闇は霧の様に香りを含んで移動しては目に見える様に消え、主催者が希少価値の高い幻の銘茶葉の説明をする。それにはレアポルイードで摘まれた紫の花弁が広がり、心地良い2重の香りを堪能できる。
ゴンドラや小舟には妖艶な小悪魔の様な女達が乗り緩くてを振っている。
「主催者は」
「顔は分からない」
「男か」
「分からない」
「身長は」
「高いわね」
「髪色は」
「皆ローブをまとっているからすっぽりと」
「……。怪しい!!」
グランドピアノやハープなどの妖しい幻想曲をゆったり流していて、旋律が静寂をバロック的に縫っている。葉の香りを余す事無く聴き工程を踏み、レアポルイードの湧き水で淹れ立ち込める薫りに耳を傾けるかの様にそっと愉しみじっくり味わって……
「犯罪の香りは」
「ノン」
「茶器の骨董品オークションは」
「高貴な一品物ばかりが」
「お前は購入したか?」
「お部屋」
「幾らで」
「パパのカードで」
「現金じゃなくていいのかよ」
「MMバンクのキャッシュカードだもの」
「……」
ダイランはジービーヲの肩をぐらんぐらん揺らしてスレンダーなブラックパープルのビロードドレスで滑った。
「主催者はMMじゃねえか!!!」
「あれ。言わなかったっけ」
「このヤロー!!!」
ダイランは激怒して疾走して行った。
だが戻って来た。その内にも動物園の鬼神の成りは5人の幸せ一杯の子供を泣かせて来た。
「犯罪に傾いた事は!」
「無いけど」
夜の秘密の茶会はビロードのヴェールに包まれたように優しく、美しく綺麗なのだろ言う。

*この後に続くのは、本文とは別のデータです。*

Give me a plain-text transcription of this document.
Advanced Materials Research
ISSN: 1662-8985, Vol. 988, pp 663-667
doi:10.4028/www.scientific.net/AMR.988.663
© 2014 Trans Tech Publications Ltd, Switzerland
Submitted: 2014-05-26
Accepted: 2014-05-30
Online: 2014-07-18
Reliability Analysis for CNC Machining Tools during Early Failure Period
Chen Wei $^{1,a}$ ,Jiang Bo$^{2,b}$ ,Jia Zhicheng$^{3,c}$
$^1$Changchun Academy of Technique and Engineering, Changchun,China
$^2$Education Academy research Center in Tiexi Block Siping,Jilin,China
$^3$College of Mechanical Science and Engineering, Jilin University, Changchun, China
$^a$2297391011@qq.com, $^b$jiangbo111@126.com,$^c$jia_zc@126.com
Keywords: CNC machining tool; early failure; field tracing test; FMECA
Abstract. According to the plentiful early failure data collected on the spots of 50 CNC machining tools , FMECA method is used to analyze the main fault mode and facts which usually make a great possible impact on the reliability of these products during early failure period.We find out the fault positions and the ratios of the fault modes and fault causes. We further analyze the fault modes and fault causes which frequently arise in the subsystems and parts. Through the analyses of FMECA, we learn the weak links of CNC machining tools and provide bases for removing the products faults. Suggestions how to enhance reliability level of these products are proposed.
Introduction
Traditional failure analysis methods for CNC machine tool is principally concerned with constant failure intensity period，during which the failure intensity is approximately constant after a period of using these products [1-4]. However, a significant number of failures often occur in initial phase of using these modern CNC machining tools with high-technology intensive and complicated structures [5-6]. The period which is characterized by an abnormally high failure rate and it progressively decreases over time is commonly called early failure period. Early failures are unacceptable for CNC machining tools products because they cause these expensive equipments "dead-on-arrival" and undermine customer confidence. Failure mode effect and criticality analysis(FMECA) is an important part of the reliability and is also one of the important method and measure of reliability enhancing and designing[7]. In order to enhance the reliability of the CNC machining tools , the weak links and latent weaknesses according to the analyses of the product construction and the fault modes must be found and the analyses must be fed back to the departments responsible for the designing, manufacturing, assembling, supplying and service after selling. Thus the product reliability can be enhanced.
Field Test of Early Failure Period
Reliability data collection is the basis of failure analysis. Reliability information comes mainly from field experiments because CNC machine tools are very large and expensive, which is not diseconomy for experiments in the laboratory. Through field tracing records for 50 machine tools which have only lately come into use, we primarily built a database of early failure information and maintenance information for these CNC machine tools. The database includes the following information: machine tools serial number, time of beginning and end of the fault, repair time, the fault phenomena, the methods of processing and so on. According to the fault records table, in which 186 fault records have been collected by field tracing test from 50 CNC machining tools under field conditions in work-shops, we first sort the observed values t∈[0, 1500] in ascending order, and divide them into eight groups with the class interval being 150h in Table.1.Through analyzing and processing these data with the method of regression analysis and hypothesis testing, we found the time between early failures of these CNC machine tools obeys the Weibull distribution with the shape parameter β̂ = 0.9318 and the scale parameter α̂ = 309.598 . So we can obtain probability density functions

「会員にシェリダン=マシェーレやココソカやソーテンマイヤー=カッシュは」
「誰?」
「分かる参加者の名前は」
「誰も分からない」
「会員名は」
「お茶会」
「部門は」
「ロイヤルラングメンバーズ」
「他の部門は」
「シークレットロワイヤルなども」
「他に会の名前は」
「あたしはお茶会だけね」
「友人や知人や家族で会員メンバーは。お前の父親は何のメンバーなんだ?」
「金融関係とジェントル的デカダンジュエリー部門だけれど」
「事情を詳しく聞くことは?」
「海外出張中」
「どこに」
「心の中に」
ボンッ
「ベルギー」
ダイランはリカーに問い合わせようと思った。
「茶会でレガントの街の地主は何をしていた?」
「お茶と会話を楽しんでいた」
「顔は分かるじゃねえか!」
「声は知っているもの」
「どういう意味の仮面だ」
「一種のポーズね」
「お前、社交には出ないのか?」
「一切」
「出るんだ」
「嫌。社交は恐い恐〜い世界なの」
「出てくれジービーヲ。いいだろ?な?」
「……。うん」
ちょっと単純。
ダイランは彼女の腕から両手を離してうなだれた。
「お茶会の事や関係者が分かっただけでも、警部」
「ああそうだな……」
仲の良さそうな2人を見てジービーヲは背筋の良い姿勢のまま視線だけで、床を見つめていた。